What a fantastic day we all had at the beautiful Kimbridge on the Test Estate. All 12 ladies caught fish and some of the trout were taken home for supper
We wandered over for lunch at one of the houses on the estate so generously lent to us for the weekend by our host and sat down together, women, coaches, volunteers and medical staff, to a delicious lunch. Happy chatter filled the room with the most important topic being who had won the £12 sweepstake for the heaviest fish landed. At 4 ¼ Lb there were cheers and applause for the proud fly fisher. As we talked over lunch I heard about their personal stories, each unique but with breast cancer in common. They had all come together, as one of the women described it, to this wonderful house party where I don’t have to explain myself, I can get away from it all and just concentrate on the cast, the fish and the peaceful surroundings. Ages ranged from women in their thirties to women in their seventies, from all backgrounds and from across the country.
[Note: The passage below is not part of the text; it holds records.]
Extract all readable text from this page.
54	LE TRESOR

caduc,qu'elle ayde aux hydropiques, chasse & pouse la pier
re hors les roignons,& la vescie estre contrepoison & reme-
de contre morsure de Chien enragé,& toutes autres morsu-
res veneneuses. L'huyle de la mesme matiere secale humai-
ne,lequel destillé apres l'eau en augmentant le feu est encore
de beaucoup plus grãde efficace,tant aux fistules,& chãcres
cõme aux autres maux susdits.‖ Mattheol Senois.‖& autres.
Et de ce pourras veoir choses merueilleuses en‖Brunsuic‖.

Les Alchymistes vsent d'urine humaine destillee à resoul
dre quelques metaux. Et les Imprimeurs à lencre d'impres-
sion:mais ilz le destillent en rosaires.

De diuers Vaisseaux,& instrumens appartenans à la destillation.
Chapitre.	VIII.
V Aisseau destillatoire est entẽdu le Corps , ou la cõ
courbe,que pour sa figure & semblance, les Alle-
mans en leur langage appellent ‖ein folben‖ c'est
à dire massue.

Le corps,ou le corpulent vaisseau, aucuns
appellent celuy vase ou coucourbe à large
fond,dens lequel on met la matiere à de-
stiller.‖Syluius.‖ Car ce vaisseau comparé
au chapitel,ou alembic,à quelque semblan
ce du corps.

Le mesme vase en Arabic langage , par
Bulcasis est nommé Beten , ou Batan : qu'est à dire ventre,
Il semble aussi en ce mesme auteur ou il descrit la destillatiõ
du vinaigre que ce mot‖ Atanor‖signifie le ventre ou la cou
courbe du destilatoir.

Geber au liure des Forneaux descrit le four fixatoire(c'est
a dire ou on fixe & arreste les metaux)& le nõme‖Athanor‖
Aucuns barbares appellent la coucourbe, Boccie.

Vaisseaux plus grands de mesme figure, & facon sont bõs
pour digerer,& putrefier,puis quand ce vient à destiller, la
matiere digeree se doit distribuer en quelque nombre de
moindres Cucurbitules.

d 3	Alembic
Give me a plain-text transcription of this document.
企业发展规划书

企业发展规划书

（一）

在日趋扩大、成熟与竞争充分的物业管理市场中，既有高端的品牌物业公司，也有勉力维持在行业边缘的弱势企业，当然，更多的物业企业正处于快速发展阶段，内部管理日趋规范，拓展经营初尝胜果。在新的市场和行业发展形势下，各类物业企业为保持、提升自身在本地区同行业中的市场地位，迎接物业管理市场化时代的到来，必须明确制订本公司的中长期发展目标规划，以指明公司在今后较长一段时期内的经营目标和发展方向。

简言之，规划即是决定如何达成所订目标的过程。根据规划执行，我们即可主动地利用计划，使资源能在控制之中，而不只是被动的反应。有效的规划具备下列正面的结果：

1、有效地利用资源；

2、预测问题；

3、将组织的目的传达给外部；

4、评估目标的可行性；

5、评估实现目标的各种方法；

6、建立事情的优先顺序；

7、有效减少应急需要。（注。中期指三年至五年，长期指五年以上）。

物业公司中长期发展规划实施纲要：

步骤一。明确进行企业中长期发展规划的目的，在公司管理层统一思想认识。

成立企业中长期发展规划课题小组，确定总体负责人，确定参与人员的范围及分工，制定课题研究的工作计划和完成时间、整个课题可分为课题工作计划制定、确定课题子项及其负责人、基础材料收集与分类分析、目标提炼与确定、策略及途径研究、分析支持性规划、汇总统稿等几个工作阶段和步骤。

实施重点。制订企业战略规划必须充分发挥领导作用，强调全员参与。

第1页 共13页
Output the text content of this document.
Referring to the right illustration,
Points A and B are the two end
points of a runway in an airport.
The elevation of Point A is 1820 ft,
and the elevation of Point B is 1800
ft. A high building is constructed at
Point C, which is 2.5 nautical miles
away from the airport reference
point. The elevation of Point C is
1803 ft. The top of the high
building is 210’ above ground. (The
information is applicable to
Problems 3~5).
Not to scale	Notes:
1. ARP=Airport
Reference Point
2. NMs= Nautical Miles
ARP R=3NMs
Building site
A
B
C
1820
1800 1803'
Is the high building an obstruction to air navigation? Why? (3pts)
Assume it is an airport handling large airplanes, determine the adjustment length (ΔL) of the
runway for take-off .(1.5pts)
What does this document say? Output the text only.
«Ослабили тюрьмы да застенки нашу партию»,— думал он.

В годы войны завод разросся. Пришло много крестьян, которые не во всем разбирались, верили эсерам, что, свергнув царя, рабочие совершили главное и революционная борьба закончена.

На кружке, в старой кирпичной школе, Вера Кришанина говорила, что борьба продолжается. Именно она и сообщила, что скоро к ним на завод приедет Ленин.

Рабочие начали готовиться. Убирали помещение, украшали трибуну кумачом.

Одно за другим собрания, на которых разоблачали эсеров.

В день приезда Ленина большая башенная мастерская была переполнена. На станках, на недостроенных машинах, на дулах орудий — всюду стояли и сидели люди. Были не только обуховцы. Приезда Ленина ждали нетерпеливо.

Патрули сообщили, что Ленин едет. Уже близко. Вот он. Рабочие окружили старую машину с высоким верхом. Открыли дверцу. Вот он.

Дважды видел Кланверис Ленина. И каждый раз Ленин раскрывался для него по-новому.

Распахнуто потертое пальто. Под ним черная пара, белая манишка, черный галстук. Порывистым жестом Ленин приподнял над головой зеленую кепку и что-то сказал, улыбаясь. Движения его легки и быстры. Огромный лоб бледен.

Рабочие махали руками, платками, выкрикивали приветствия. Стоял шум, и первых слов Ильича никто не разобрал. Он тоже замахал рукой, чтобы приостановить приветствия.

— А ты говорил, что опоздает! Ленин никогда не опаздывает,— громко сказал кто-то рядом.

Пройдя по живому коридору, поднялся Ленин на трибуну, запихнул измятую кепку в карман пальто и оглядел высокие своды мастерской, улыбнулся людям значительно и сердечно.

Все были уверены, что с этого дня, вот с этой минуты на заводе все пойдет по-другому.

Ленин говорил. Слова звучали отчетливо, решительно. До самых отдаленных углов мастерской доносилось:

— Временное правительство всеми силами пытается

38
Some had come under their own steam and others had been driven down by family so they could conserve their energy for the fish.
Without exception, every woman expressed deep gratitude and thanks to the Casting for Recovery team for the opportunity to learn how to flyfish and share time with others. For some it was the beginning of a new passion and one they could share with family and friends. I came away inspired by their enthusiasm and zest for life, determined to do my bit to ensure that Casting for Recovery is able to hold many more retreats and offer women with breast cancer the chance to spend a weekend where their only focus is on the fish and new friends.